Мишка остро почувствовал свое одиночество, даже все в хате показалось ему каким-то чужим и стылым.
— Сема, идите с Мишаткой к нам, я скоро приду, — сказала тетка Фекла. — Да не плачь, ей хорошо — отмучилась, бедная, больше не увидит этих проклятых извергов… Ступайте, ступайте, сыночки мои!
…И началась у Мишки новая жизнь, в чужом доме, сирота не сирота — приемыш. И все же не один — в семье, хоть и в соседской. Сначала никак не мог привыкнуть, проснется утром, глазами — луп-луп! — где это он: свет в окнах такой же, а все кругом не так. И матица над головой не в таких трещинах, и трубка не на месте. Потом уж проморгается, оглядится — вспомнит, что не в своей он хате, а в Семкиной. Да вот он и Семка рядышком, под полушубком ежится — к утру кирпичи на печке остывают и становится зябко.
И еще плохо — голоднее стало.

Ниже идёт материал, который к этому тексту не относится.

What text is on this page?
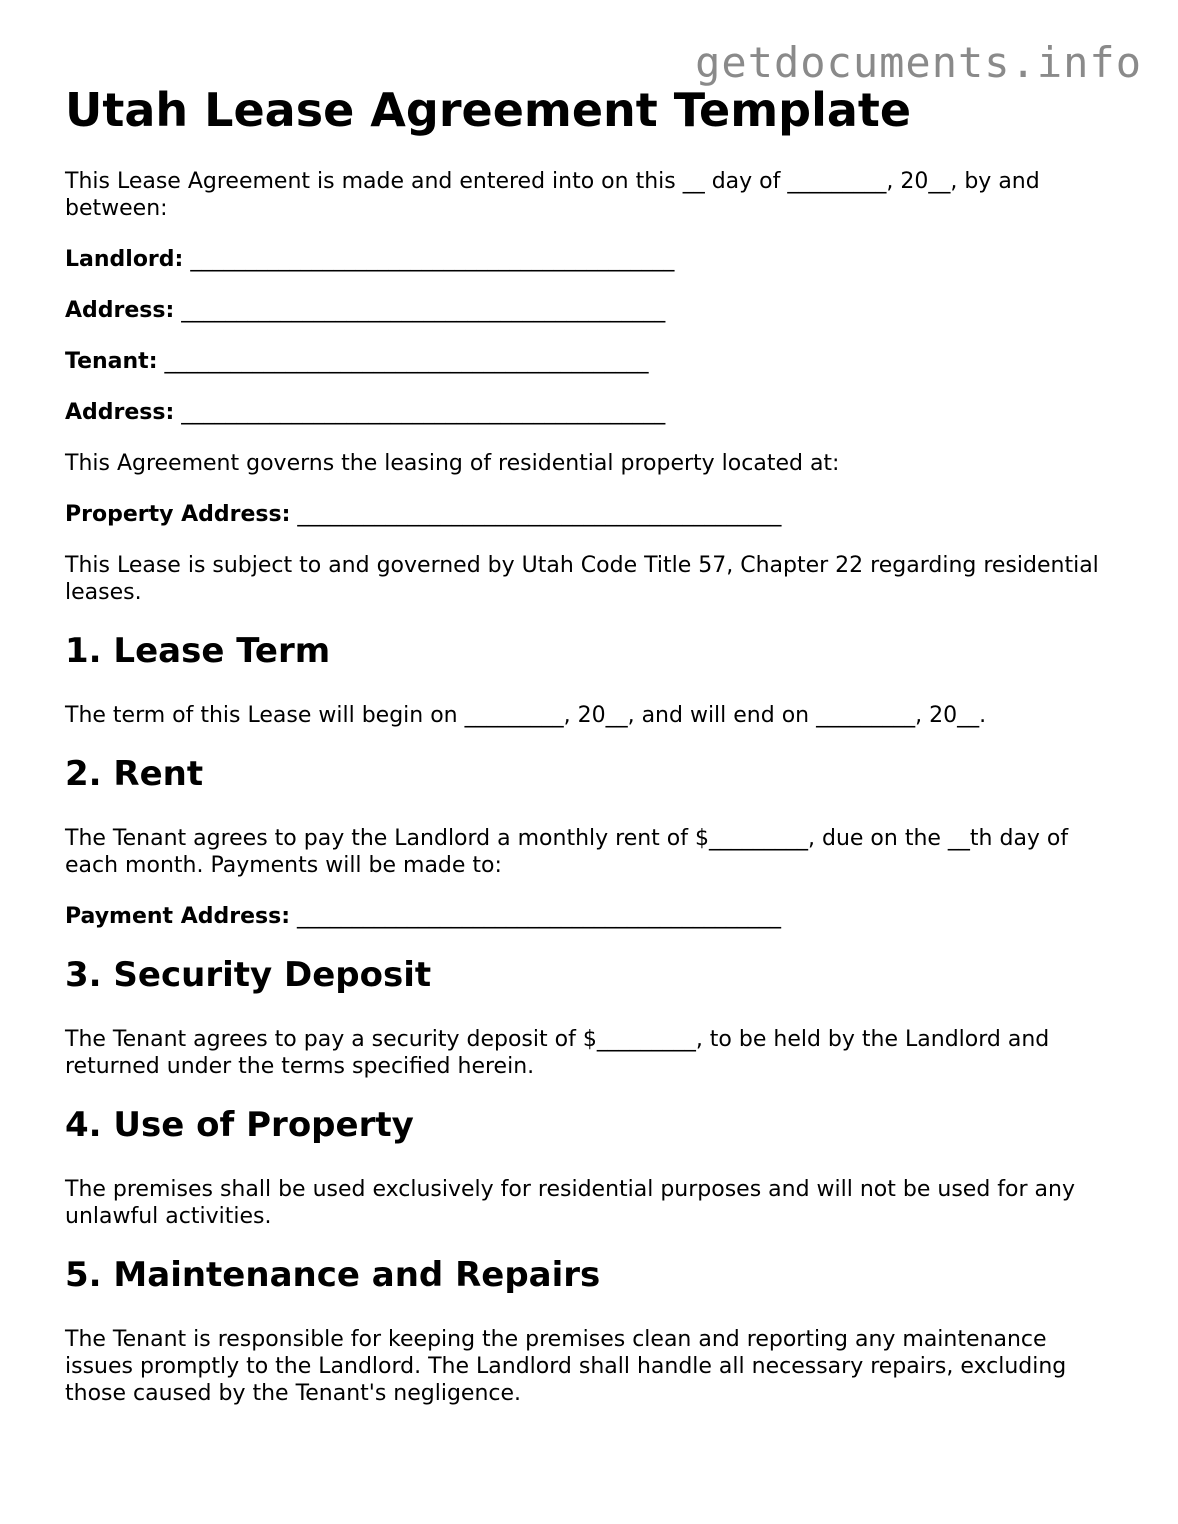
getdocuments.info
Utah Lease Agreement Template

This Lease Agreement is made and entered into on this __ day of _________, 20__, by and between:

Landlord: ____________________________________________
Address: ____________________________________________
Tenant: ____________________________________________
Address: ____________________________________________

This Agreement governs the leasing of residential property located at:

Property Address: ____________________________________________

This Lease is subject to and governed by Utah Code Title 57, Chapter 22 regarding residential leases.

1. Lease Term

The term of this Lease will begin on _________, 20__, and will end on _________, 20__.

2. Rent

The Tenant agrees to pay the Landlord a monthly rent of $_________, due on the __th day of each month. Payments will be made to:

Payment Address: ____________________________________________
3. Security Deposit

The Tenant agrees to pay a security deposit of $_________, to be held by the Landlord and returned under the terms specified herein.

4. Use of Property

The premises shall be used exclusively for residential purposes and will not be used for any unlawful activities.

5. Maintenance and Repairs

The Tenant is responsible for keeping the premises clean and reporting any maintenance issues promptly to the Landlord. The Landlord shall handle all necessary repairs, excluding those caused by the Tenant's negligence.
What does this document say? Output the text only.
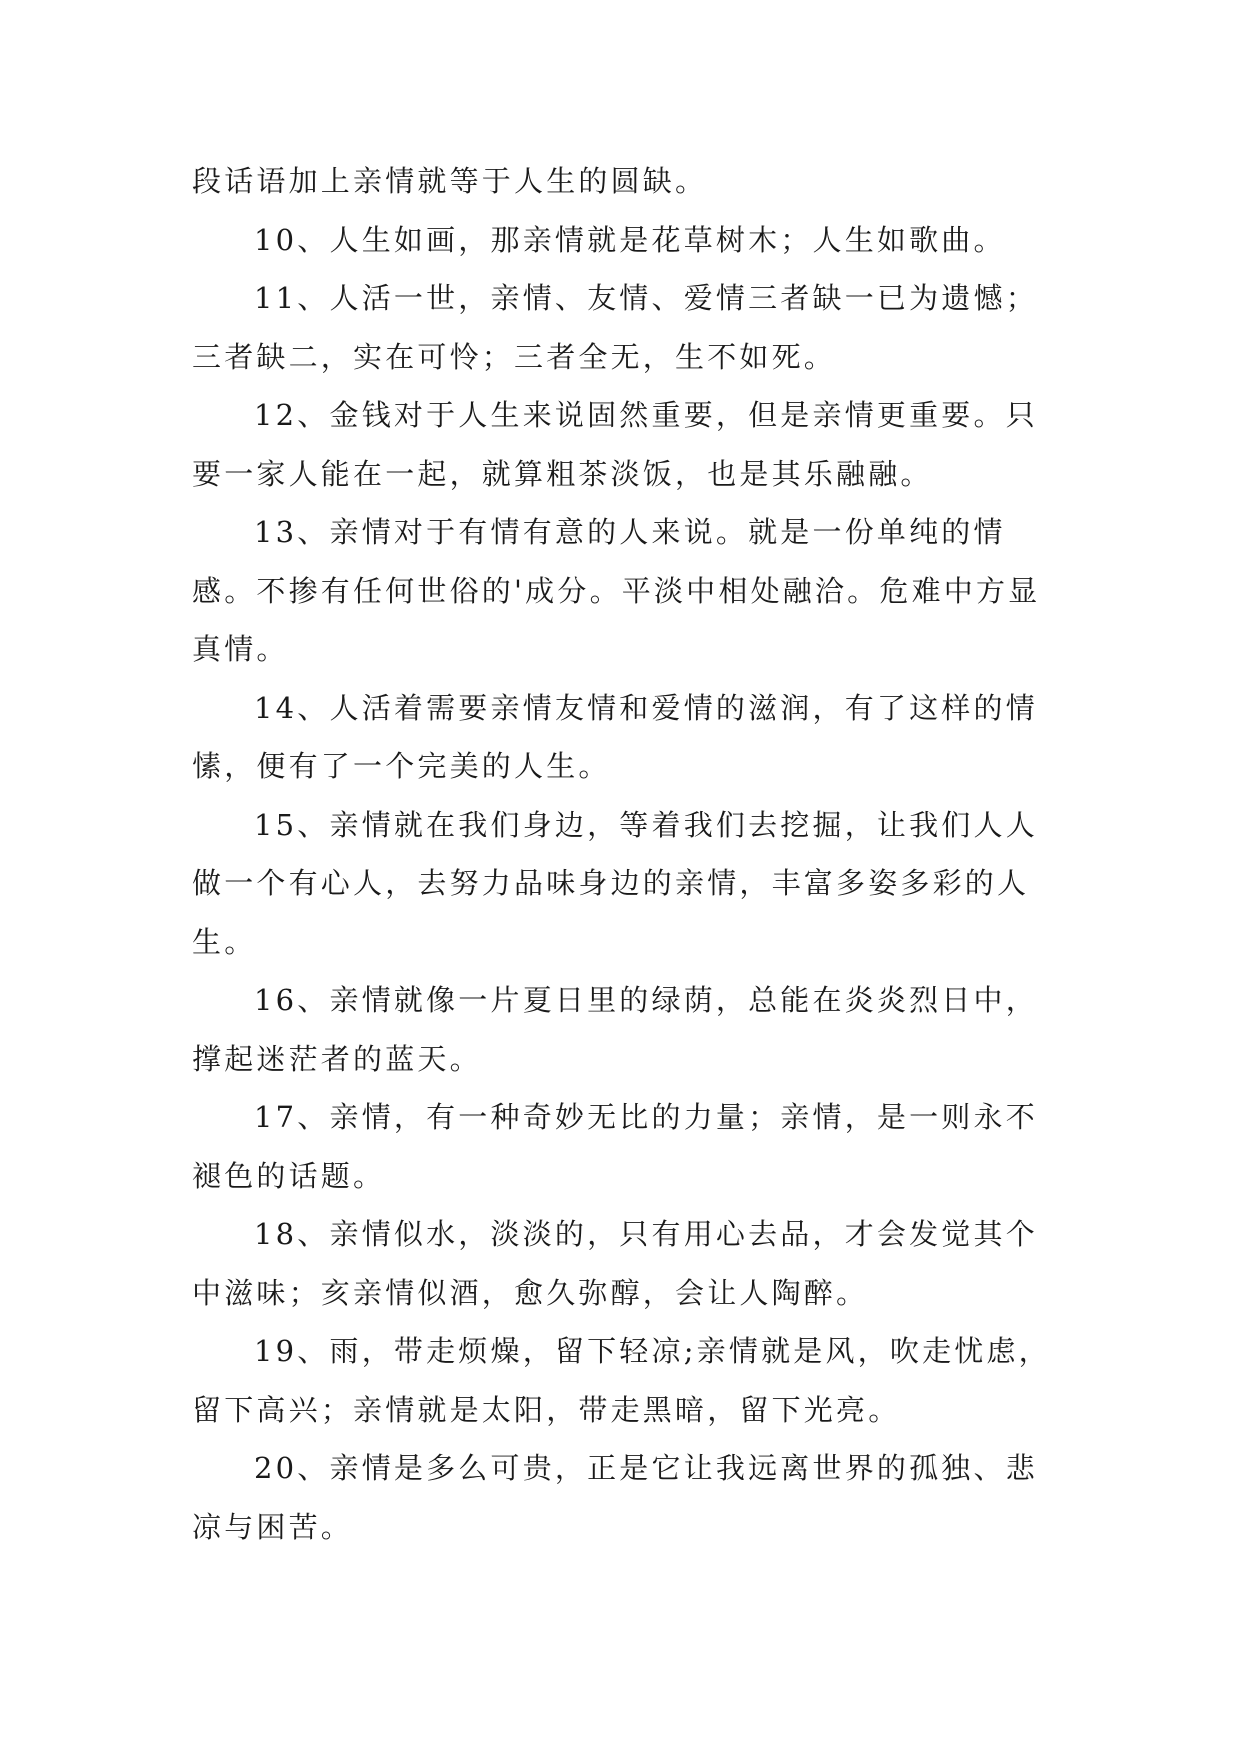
段话语加上亲情就等于人生的圆缺。

10、人生如画，那亲情就是花草树木；人生如歌曲。

11、人活一世，亲情、友情、爱情三者缺一已为遗憾；三者缺二，实在可怜；三者全无，生不如死。

12、金钱对于人生来说固然重要，但是亲情更重要。只要一家人能在一起，就算粗茶淡饭，也是其乐融融。

13、亲情对于有情有意的人来说。就是一份单纯的情感。不掺有任何世俗的'成分。平淡中相处融洽。危难中方显真情。

14、人活着需要亲情友情和爱情的滋润，有了这样的情愫，便有了一个完美的人生。

15、亲情就在我们身边，等着我们去挖掘，让我们人人做一个有心人，去努力品味身边的亲情，丰富多姿多彩的人生。

16、亲情就像一片夏日里的绿荫，总能在炎炎烈日中，撑起迷茫者的蓝天。

17、亲情，有一种奇妙无比的力量；亲情，是一则永不褪色的话题。

18、亲情似水，淡淡的，只有用心去品，才会发觉其个中滋味；亥亲情似酒，愈久弥醇，会让人陶醉。

19、雨，带走烦燥，留下轻凉;亲情就是风，吹走忧虑，留下高兴；亲情就是太阳，带走黑暗，留下光亮。

20、亲情是多么可贵，正是它让我远离世界的孤独、悲凉与困苦。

Бабушка всегда находила что-нибудь сварить. Хоть раз в день, но находила. А здесь и картошка раньше, чем у них, кончилась, питались жидким киселем из овсяной отмашки, да выменивала тетка Фекла кое у кого мороженую — блюдами— барду, по лепешке на каждого в день давала.
Однажды Мишка пошел в свой дом, нового дружка проведать — там теперь жила семья эвакуированных из Залегощи. Был в той семье Мишкин ровесник — Витек Дышка. Так его прозвали за то, что лепешки из барды называл по-своему — дышками. Прилипло это прозвище к нему, как репей к телку.
Немцы, когда заболела Мишкина бабушка, в дом не заглядывали, боялись тифа. И сейчас его стороной обходили на радость эвакуированным. Но сразу же за домом в переулке ставили грузовые машины.
Пока бежал Мишка, портки, из плащ-палатки сшитые, встали колом, коленки замерзли, и Мишке не терпелось скорее вскочить в хату. Как вдруг замечает: стоит в переулке грузовик и из-под брезента виднеются буханки. Гора хлеба! Настоящего хлеба, которого не ел, кажется, вечность!